Eine Petition fordert rasche Massnahmen zur Sicherstellung der tierärztlichen Versorgung.
Anja Tschannen
Der Steirische Bauernbund macht daher auf die dramatische Entwicklung aufmerksam und ruft zur Unterstützung der «Petition zur Sicherstellung der tierärztlichen Versorgung im ländlichen Raum» auf.

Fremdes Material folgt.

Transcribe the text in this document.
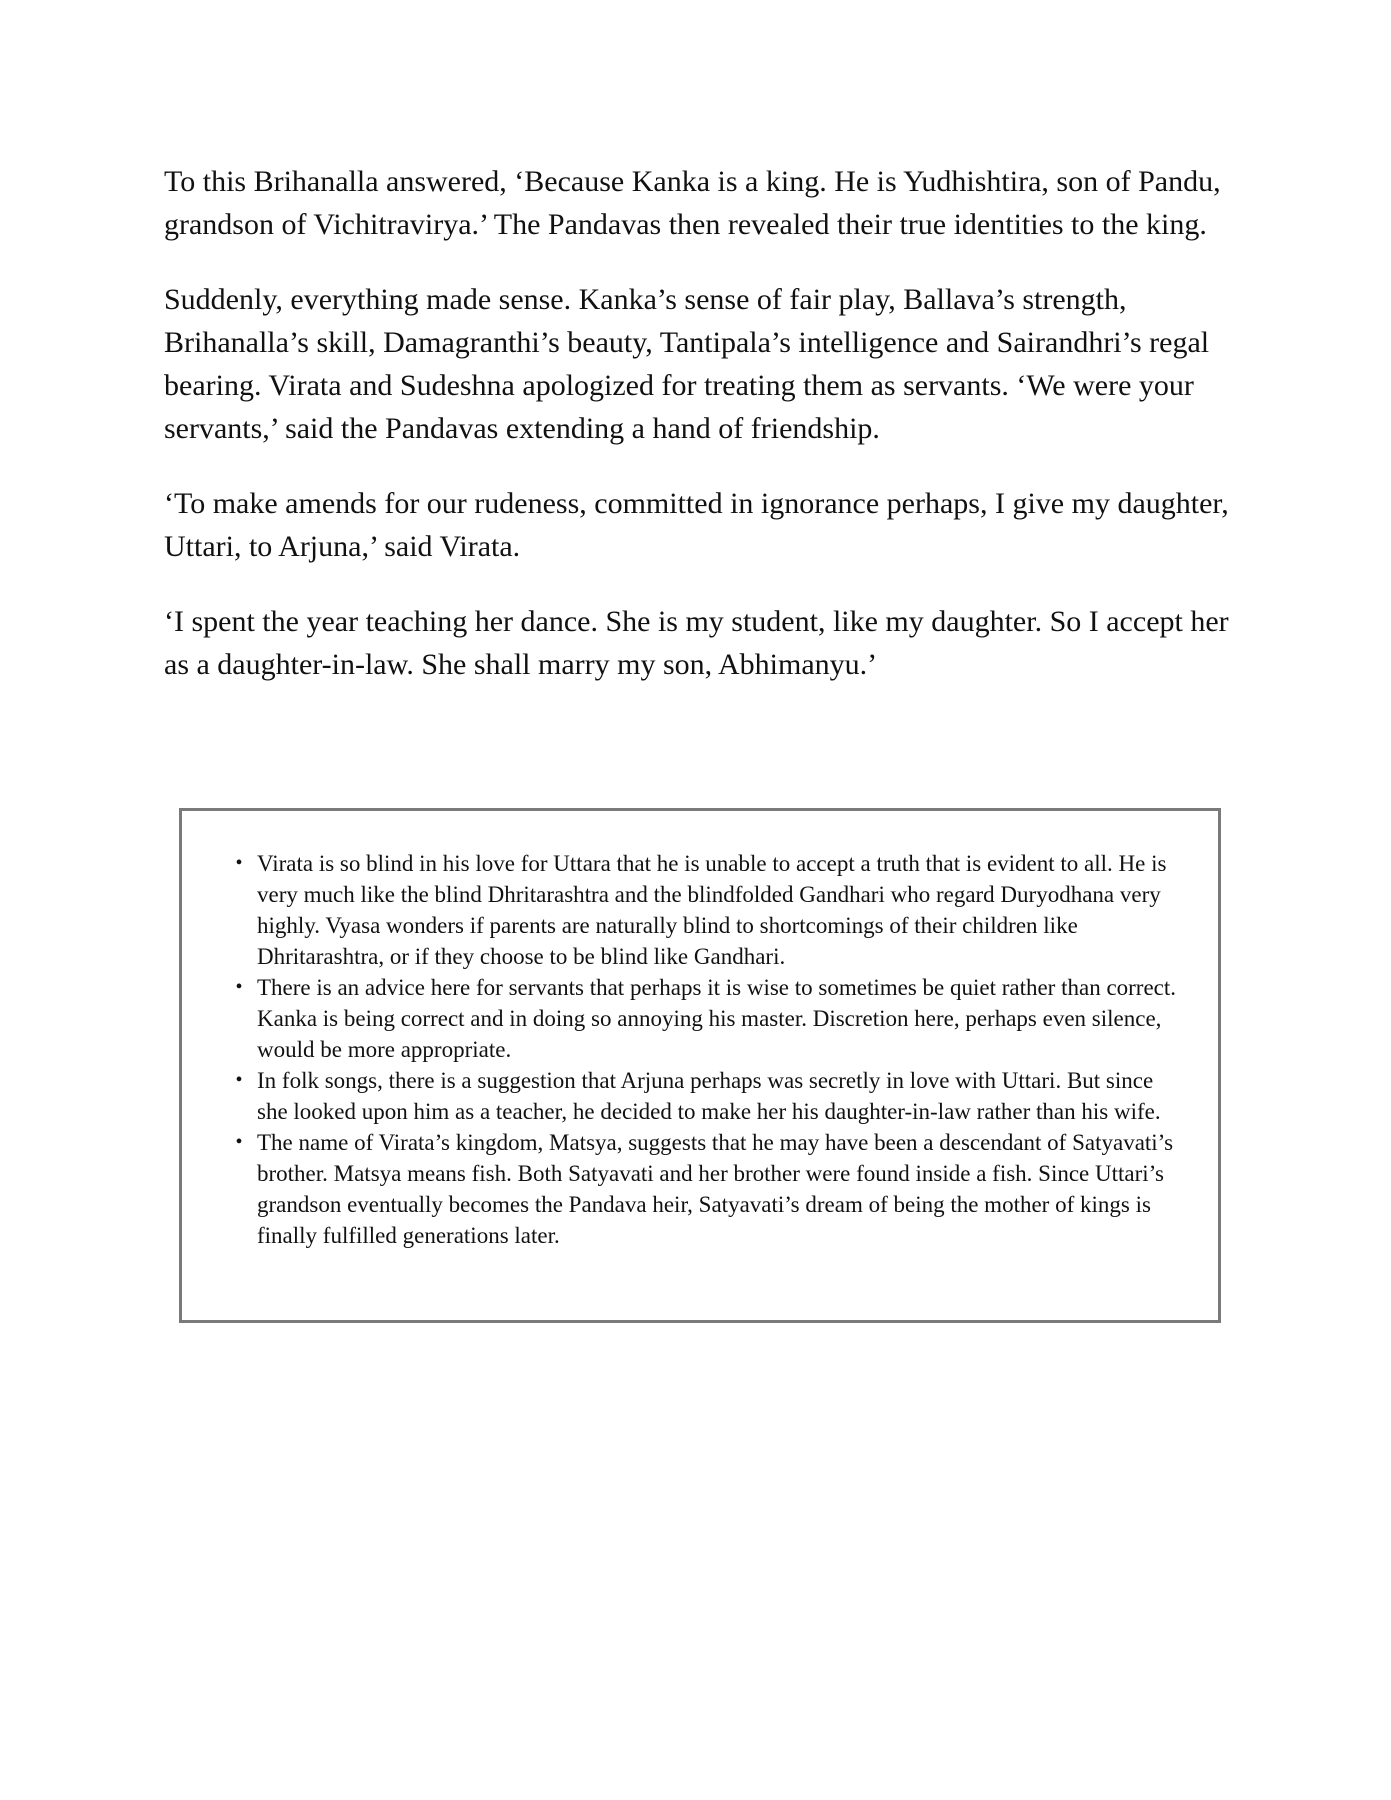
To this Brihanalla answered, ‘Because Kanka is a king. He is Yudhishtira, son of Pandu, grandson of Vichitravirya.’ The Pandavas then revealed their true identities to the king.

Suddenly, everything made sense. Kanka’s sense of fair play, Ballava’s strength, Brihanalla’s skill, Damagranthi’s beauty, Tantipala’s intelligence and Sairandhri’s regal bearing. Virata and Sudeshna apologized for treating them as servants. ‘We were your servants,’ said the Pandavas extending a hand of friendship.

‘To make amends for our rudeness, committed in ignorance perhaps, I give my daughter, Uttari, to Arjuna,’ said Virata.

‘I spent the year teaching her dance. She is my student, like my daughter. So I accept her as a daughter-in-law. She shall marry my son, Abhimanyu.’

• Virata is so blind in his love for Uttara that he is unable to accept a truth that is evident to all. He is very much like the blind Dhritarashtra and the blindfolded Gandhari who regard Duryodhana very highly. Vyasa wonders if parents are naturally blind to shortcomings of their children like Dhritarashtra, or if they choose to be blind like Gandhari.
• There is an advice here for servants that perhaps it is wise to sometimes be quiet rather than correct. Kanka is being correct and in doing so annoying his master. Discretion here, perhaps even silence, would be more appropriate.
• In folk songs, there is a suggestion that Arjuna perhaps was secretly in love with Uttari. But since she looked upon him as a teacher, he decided to make her his daughter-in-law rather than his wife.
• The name of Virata’s kingdom, Matsya, suggests that he may have been a descendant of Satyavati’s brother. Matsya means fish. Both Satyavati and her brother were found inside a fish. Since Uttari’s grandson eventually becomes the Pandava heir, Satyavati’s dream of being the mother of kings is finally fulfilled generations later.
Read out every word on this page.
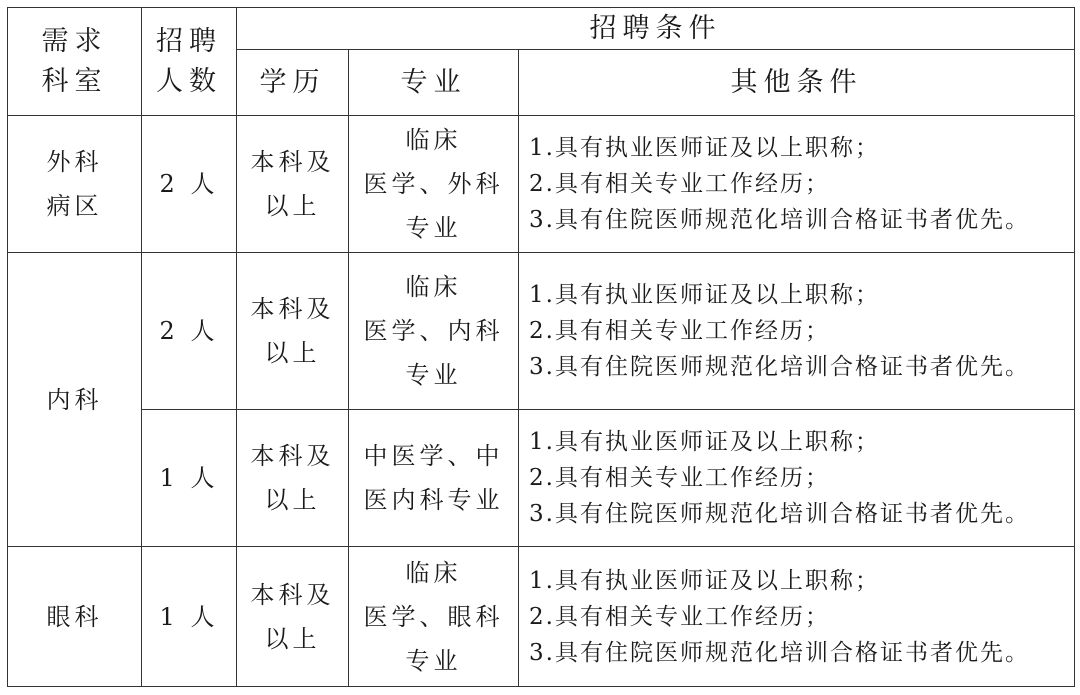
需求
科室	招聘
人数	招聘条件		
		学历	专业	其他条件

外科
病区	2 人	本科及
以上	临床
医学、外科
专业	1.具有执业医师证及以上职称；
2.具有相关专业工作经历；
3.具有住院医师规范化培训合格证书者优先。

内科	2 人	本科及
以上	临床
医学、内科
专业	1.具有执业医师证及以上职称；
2.具有相关专业工作经历；
3.具有住院医师规范化培训合格证书者优先。

	1 人	本科及
以上	中医学、中
医内科专业	1.具有执业医师证及以上职称；
2.具有相关专业工作经历；
3.具有住院医师规范化培训合格证书者优先。

眼科	1 人	本科及
以上	临床
医学、眼科
专业	1.具有执业医师证及以上职称；
2.具有相关专业工作经历；
3.具有住院医师规范化培训合格证书者优先。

Bis 120 Tierärztinnen fehlen
Bauernbund-Nationalratsabgeordneter Andreas Kühberger hat die Petition im Parlament eingebracht. Ziel ist es, durch konkrete Massnahmen die flächendeckende Versorgung von Nutztieren langfristig abzusichern. Die Zahlen zeigen den Handlungsbedarf deutlich: Bereits im Jahr 2027 wird österreichweit ein Defizit von 30 bis 50 Vollzeitäquivalenten im Bereich der Nutztiermedizin erwartet.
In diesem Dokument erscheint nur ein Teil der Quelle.